La mattina del 7 maggio si apre con il modulo “Grandi opere, democrazia, territori”, che affronta una questione centrale: il rapporto tra sviluppo e qualità della democrazia. Le grandi opere non vengono analizzate soltanto come interventi infrastrutturali, ma come scelte politiche che incidono profondamente sui territori, spesso senza adeguati processi partecipativi. Il tema posto è quello di un modello di sviluppo che non può prescindere dalla trasparenza, dal coinvolgimento delle comunità e dalla tutela dei diritti.

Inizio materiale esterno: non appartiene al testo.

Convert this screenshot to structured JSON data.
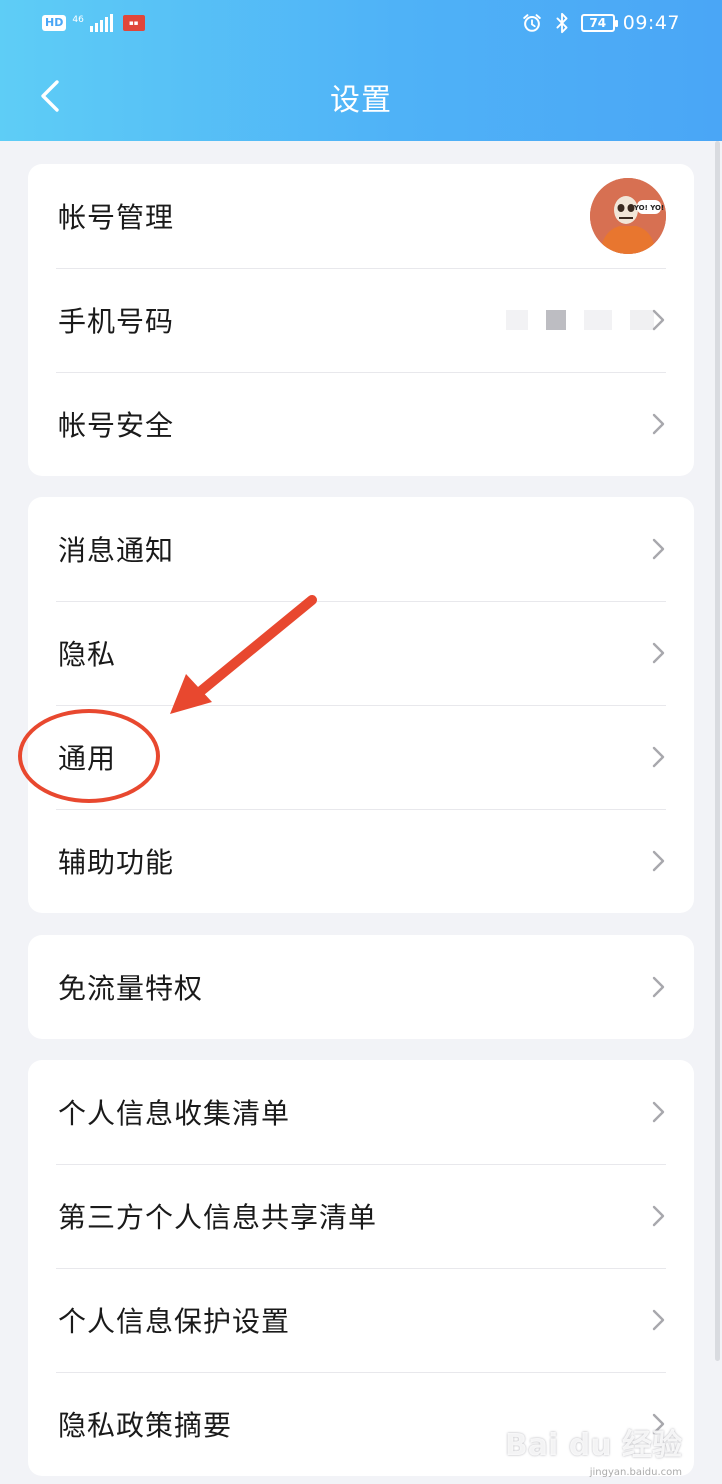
{
  "status_bar": {
    "hd": "HD",
    "network": "46",
    "battery": "74",
    "time": "09:47"
  },
  "header": {
    "title": "设置"
  },
  "groups": [
    {
      "items": [
        {
          "label": "帐号管理",
          "trailing": "avatar",
          "avatar_text": "YO! YO!"
        },
        {
          "label": "手机号码",
          "trailing": "masked"
        },
        {
          "label": "帐号安全",
          "trailing": "chevron"
        }
      ]
    },
    {
      "items": [
        {
          "label": "消息通知",
          "trailing": "chevron"
        },
        {
          "label": "隐私",
          "trailing": "chevron"
        },
        {
          "label": "通用",
          "trailing": "chevron",
          "highlighted": true
        },
        {
          "label": "辅助功能",
          "trailing": "chevron"
        }
      ]
    },
    {
      "items": [
        {
          "label": "免流量特权",
          "trailing": "chevron"
        }
      ]
    },
    {
      "items": [
        {
          "label": "个人信息收集清单",
          "trailing": "chevron"
        },
        {
          "label": "第三方个人信息共享清单",
          "trailing": "chevron"
        },
        {
          "label": "个人信息保护设置",
          "trailing": "chevron"
        },
        {
          "label": "隐私政策摘要",
          "trailing": "chevron"
        }
      ]
    }
  ],
  "annotation": {
    "color": "#e8482f"
  },
  "watermark": {
    "brand": "Bai du 经验",
    "url": "jingyan.baidu.com"
  },
  "colors": {
    "header_start": "#5ecdf6",
    "header_end": "#4aa6f6",
    "background": "#f2f3f7",
    "card": "#ffffff"
  }
}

Nel pomeriggio, il modulo “La CGIL che verrà” rappresenta uno snodo politico cruciale. Qui si concentrerà la riflessione sulle trasformazioni necessarie dell’organizzazione sindacale: la capacità di rappresentare il lavoro che cambia, la necessità di rafforzare la presenza nei territori e nei luoghi di lavoro, l’urgenza di un ammodernamento degli assetti organizzativi. Sarà un momento di confronto diretto con le militanti e i militanti su scelte non più rinviabili.
All’interno di questo spazio è prevista anche la proiezione del docufilm “Il prezzo della legalità”, che affronta il tema degli abusi legati al Decreto Flussi, mostrando come lo sfruttamento del lavoro e la violazione dei diritti si intreccino con le dinamiche dell’illegalità.
L’8 maggio si aprirà con il modulo “Crisi, democrazia e scuola”, che porrà al centro una riflessione critica sui processi autoritari e impositivi che stanno caratterizzando la nuova gestione della scuola. Un modello che rischia di comprimere gli spazi democratici, marginalizzare il ruolo delle comunità educanti e ridurre l’autonomia didattica e culturale. La discussione metterà in evidenza la necessità di difendere la scuola pubblica come presidio democratico e luogo di partecipazione, contro derive centralistiche e logiche gerarchiche.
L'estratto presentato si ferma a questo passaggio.